Sul sito di Réformés si trova un dossier con una decina di articoli che integra quelli del mensile con altri meno recenti, che affrontano il tema sotto diversi punti di vista:

–  la riflessione sul concetto di “precarietà”, legato anche al percorso di vita e quindi in una certa misura soggettivo; l’importanza della formazione continua.

–  Il significato del lavoro nella costruzione di sé e della propria identità: uno scollamento sempre maggiore; oggi è sempre più difficile avere un rapporto “sano” con il proprio lavoro, in particolare nel rapporto tra vita professionale e vita privata; spesso ci si trova di fronte a un sistema di lavoro “predatorio”.

–  Il lavoro come fonte di sofferenza nelle testimonianze di pastori e diaconi impegnati nella pastorale ecumenica del lavoro nel cantone di Vaud. “Che contributo può fornire la Chiesa?” è una delle domande: «Tempo, ascolto senza giudicare, a volte uno spazio sicuro (“Le persone che beneficiano di un aiuto devono spesso compilare molti documenti, per giustificare le loro spese, le loro azioni. E ogni errore può portare a delle sanzioni”, osserva la diacona Magali Borgeaud-dit-Avocat). A volte basta un po’ di umanità in più: “Vado nelle case delle persone, è importante, anche quando la casa è una panchina. Ho scoperto che dare alle persone vulnerabili la possibilità di offrirmi un caffè o un semplice bicchiere d’acqua ridona loro un po’ di dignità. Potermi mostrare il loro luogo di vita, svelarmi una parte della loro ricchezza, è gratificante».

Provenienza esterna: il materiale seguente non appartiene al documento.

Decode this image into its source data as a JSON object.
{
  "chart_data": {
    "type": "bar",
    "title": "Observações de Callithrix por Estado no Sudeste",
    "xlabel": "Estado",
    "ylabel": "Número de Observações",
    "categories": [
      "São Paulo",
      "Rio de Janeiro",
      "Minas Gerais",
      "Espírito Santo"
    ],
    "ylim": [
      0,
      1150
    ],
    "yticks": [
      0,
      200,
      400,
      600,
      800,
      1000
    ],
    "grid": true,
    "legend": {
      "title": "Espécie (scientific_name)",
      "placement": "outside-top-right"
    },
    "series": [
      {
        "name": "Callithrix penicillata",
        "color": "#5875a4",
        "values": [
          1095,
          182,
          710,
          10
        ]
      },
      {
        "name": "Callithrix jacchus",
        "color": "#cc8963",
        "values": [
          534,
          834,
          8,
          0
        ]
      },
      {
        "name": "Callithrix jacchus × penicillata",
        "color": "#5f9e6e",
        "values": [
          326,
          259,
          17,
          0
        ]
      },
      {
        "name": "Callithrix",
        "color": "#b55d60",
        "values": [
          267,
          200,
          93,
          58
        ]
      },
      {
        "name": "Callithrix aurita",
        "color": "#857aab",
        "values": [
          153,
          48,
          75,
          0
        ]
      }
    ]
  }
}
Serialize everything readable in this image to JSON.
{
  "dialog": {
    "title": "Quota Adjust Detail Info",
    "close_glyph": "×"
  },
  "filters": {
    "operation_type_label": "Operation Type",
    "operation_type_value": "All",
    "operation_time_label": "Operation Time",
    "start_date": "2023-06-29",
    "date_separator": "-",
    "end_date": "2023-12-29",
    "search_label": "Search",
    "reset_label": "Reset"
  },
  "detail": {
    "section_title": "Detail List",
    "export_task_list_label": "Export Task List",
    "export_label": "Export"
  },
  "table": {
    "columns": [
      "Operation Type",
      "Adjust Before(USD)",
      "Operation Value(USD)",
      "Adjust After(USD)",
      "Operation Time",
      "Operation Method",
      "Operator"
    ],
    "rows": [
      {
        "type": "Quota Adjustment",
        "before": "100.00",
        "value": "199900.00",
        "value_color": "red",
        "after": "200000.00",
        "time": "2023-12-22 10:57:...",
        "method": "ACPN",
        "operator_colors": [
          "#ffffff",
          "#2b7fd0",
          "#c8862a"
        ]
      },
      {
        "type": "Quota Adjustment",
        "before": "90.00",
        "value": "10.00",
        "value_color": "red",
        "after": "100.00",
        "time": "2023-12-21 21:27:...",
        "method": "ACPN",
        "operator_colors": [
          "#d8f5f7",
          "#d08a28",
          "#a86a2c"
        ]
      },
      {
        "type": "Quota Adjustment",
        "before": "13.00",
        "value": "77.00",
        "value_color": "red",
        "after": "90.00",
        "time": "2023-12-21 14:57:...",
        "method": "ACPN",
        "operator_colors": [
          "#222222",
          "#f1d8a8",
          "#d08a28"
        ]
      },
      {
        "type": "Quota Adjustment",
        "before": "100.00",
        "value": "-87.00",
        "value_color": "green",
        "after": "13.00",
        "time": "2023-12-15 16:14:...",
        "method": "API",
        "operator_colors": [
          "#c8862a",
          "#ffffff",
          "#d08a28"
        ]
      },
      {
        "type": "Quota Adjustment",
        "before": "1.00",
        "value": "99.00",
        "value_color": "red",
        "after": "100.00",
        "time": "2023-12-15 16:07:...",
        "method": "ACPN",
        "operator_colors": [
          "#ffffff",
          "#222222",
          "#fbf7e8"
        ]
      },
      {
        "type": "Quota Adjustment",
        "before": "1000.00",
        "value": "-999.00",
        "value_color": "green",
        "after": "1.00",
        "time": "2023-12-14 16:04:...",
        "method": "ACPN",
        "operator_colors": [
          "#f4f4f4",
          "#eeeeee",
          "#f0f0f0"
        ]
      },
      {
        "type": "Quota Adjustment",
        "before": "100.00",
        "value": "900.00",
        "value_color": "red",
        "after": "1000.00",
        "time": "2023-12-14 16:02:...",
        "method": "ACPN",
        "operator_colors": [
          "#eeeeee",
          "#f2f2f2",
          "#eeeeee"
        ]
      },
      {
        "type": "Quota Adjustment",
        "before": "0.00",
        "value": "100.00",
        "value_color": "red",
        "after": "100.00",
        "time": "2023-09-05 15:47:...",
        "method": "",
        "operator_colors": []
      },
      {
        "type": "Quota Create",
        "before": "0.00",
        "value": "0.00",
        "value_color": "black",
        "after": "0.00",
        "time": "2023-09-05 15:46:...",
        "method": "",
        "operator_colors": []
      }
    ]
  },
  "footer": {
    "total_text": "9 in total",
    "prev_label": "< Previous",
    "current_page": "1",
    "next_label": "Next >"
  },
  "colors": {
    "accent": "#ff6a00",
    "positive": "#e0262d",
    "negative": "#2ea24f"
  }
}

–  Le categorie più a rischio in un mercato del lavoro con poche garanzie, che rende impossibile fare progetti per il futuro; la disparità tra lavoratori e lavoratrici, a maggior ragione se immigrate, sole e con un basso livello di istruzione. La spirale negativa che colpisce i lavoratori stranieri poco formati e influisce anche sulla loro integrazione. A questo proposito, lo scorso giugno l’Aiuto delle chiese evangeliche in Svizzera (Aces-Eper-Heks) ha presentato al Parlamento federale una petizione chiedendo un «aiuto sociale giusto» per le persone di origine straniera, sempre più discriminate.

–  Il rapporto tra lavoro e ambiente: è sempre più avvertito dai lavoratori il divario tra le scelte personali e le prassi di molte aziende, che porta anche a «una profonda crisi esistenziale e identitaria»: la testimonianza di una rete di psicologhe del lavoro e della rete “Slow ta carrière”.

–  L’aspetto della tecnologia: come sta cambiando il mondo del lavoro “umano” con la quarta rivoluzione industriale; il ruolo dell’intelligenza artificiale.

Nel suo blog il pastore emerito (ma ancora in servizio a tempo parziale nella chiesa di Pully-Paudex) Pierre Farron, segretario dell’associazione “Chrétiens au travail”, che da tempo studia il mondo del lavoro, saluta positivamente il dossier scrivendo: «Troppe persone soffrono nel loro lavoro o nella disoccupazione in un modo che lede gravemente la loro dignità. L’argomento è di primaria importanza, perché il lavoro retribuito occupa una parte considerevole delle nostre esistenze e la sua degradazione mina la nostra umanità. La crescente precarietà del lavoro dovrebbe spingerci a interrogarci sulle sue cause. Sarebbe poco lucido considerarle esterne a noi, come se fossimo delle semplici vittime di un destino ingiusto. Come ha mostrato Jean-Claude Guillebaud, in particolare nella sua opera La force de conviction, ci siamo inchinati fino a terra davanti a una divinizzazione del Mercato che degrada sia l’essere umano sia l’ambiente. La crisi ha, in effetti, una dimensione spirituale che ha diversi aspetti, in particolare etici: affinché il lavoro sia vissuto bene, è necessaria una base etica accettata dai diversi attori. Senza di essa, diventa un terreno dove l’unica legge che regna è quella del più forte. Questa base etica va di pari passo con una ricerca del bene comune che, nella nostra società, dovrà essere definito in un dialogo rispettoso tra persone di tradizioni religiose diverse. In questo dialogo non abbiamo il monopolio, come cristiani, ma abbiamo un contributo essenziale da dare».